As he points out, “The stars have come together so that a series of conditions meet and make Mallorca the perfect place for boat repair. An important point is its strategic location in the Mediterranean, in addition to the warm weather throughout the year, which favours repair works. The facilities that we have, which accommodate a large number of yachts simultaneously has made Mallorca become the epicentre of the nautical repair and maintenance industry of Europe. And there’s no doubt that the sheer size and impact of the yacht refit and repair industry on the Balearic GDP makes it a driving force of the economy. So, it’s clear that yacht refits can be defined as driving forces of the economy, because not only do superyachts undergoing works over a period of several months buy materials for the boat, but they also have crews that live on the island and spend money, thereby adding to Mallorca’s economy. What’s more, we should emphasise the knock-on effect of this industry, because each direct job in the yachting industry creates six jobs in other sub-sectors. And the subsequent gross value added (GVA) multiplies its direct effect by five”, Campuzano added.

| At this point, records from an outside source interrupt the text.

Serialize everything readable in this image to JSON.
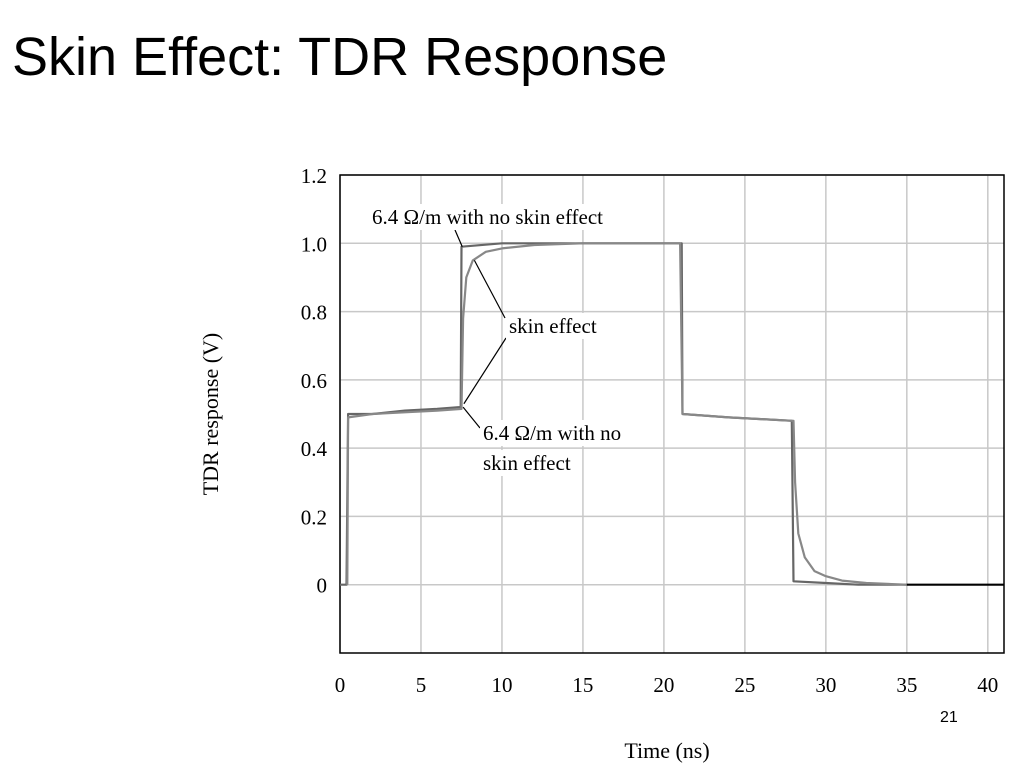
{
  "slide": {
    "title": "Skin Effect: TDR Response",
    "page_number": "21"
  },
  "chart_data": {
    "type": "line",
    "xlabel": "Time (ns)",
    "ylabel": "TDR response (V)",
    "xlim": [
      0,
      41
    ],
    "ylim": [
      -0.2,
      1.2
    ],
    "grid": true,
    "x_ticks": [
      "0",
      "5",
      "10",
      "15",
      "20",
      "25",
      "30",
      "35",
      "40"
    ],
    "y_ticks": [
      "1.2",
      "1.0",
      "0.8",
      "0.6",
      "0.4",
      "0.2",
      "0"
    ],
    "series": [
      {
        "style": "sharp",
        "color": "#666666",
        "points": [
          [
            0,
            0
          ],
          [
            0.4,
            0
          ],
          [
            0.5,
            0.5
          ],
          [
            2,
            0.5
          ],
          [
            4,
            0.51
          ],
          [
            6,
            0.515
          ],
          [
            7.3,
            0.52
          ],
          [
            7.45,
            0.52
          ],
          [
            7.5,
            0.99
          ],
          [
            10,
            1.0
          ],
          [
            15,
            1.0
          ],
          [
            21.1,
            1.0
          ],
          [
            21.15,
            0.5
          ],
          [
            24,
            0.49
          ],
          [
            26,
            0.485
          ],
          [
            27.9,
            0.48
          ],
          [
            28,
            0.01
          ],
          [
            30,
            0.005
          ],
          [
            32,
            0.0
          ],
          [
            35,
            0.0
          ]
        ]
      },
      {
        "style": "skin effect",
        "color": "#888888",
        "points": [
          [
            0.45,
            0
          ],
          [
            0.5,
            0.49
          ],
          [
            2,
            0.5
          ],
          [
            4,
            0.505
          ],
          [
            6,
            0.51
          ],
          [
            7.5,
            0.515
          ],
          [
            7.6,
            0.78
          ],
          [
            7.8,
            0.9
          ],
          [
            8.2,
            0.95
          ],
          [
            9,
            0.975
          ],
          [
            10,
            0.985
          ],
          [
            12,
            0.995
          ],
          [
            15,
            1.0
          ],
          [
            18,
            1.0
          ],
          [
            21,
            1.0
          ],
          [
            21.15,
            0.5
          ],
          [
            24,
            0.49
          ],
          [
            26,
            0.485
          ],
          [
            28,
            0.48
          ],
          [
            28.1,
            0.3
          ],
          [
            28.3,
            0.15
          ],
          [
            28.7,
            0.08
          ],
          [
            29.3,
            0.04
          ],
          [
            30,
            0.025
          ],
          [
            31,
            0.012
          ],
          [
            32.5,
            0.005
          ],
          [
            35,
            0.0
          ]
        ]
      },
      {
        "style": "baseline",
        "color": "#000000",
        "points": [
          [
            35,
            0.0
          ],
          [
            41,
            0.0
          ]
        ]
      }
    ],
    "annotations": [
      {
        "text": "6.4 Ω/m with no skin effect",
        "pointer_to": [
          7.6,
          0.99
        ]
      },
      {
        "text": "skin effect",
        "pointer_to": [
          [
            8.3,
            0.95
          ],
          [
            7.6,
            0.53
          ]
        ]
      },
      {
        "text": "6.4 Ω/m with no",
        "pointer_to": [
          7.6,
          0.52
        ]
      },
      {
        "text": "skin effect"
      }
    ]
  }
}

Interesting times lie ahead for the superyacht shipyard sector, especially considering the new proposals for reimagining the areas that Astilleros, who have requested a change of location and space expansion, and STP who have put in a request for space expansion, now occupy. *

The plans include Astilleros moving to the space currently occupied by the Trans Med Ferries, with the current space being given back to the people as a green space, including open areas and a maritime museum. The move would see Astilleros add a synchro lift to its offering, enabling the hauling out of larger boats and meaning that it can compete with the likes of MB92 , La Ciotat and Genoa. It will also mean that they will now be able to cater for larger boats both in and out of the water. Meanwhile the new plan would see STP expand dramatically both on the hard and additional berths in the water. The plans, which will hopefully be approved soon will see Mallorca’s refit and repair offering dramatically increase, which in turn can only mean more jobs, money and income for the island. Something that will be sorely needed after the huge economic impact of the pandemic!!

*Both requests are not confirmed as they have not been approved yet by Port Authority.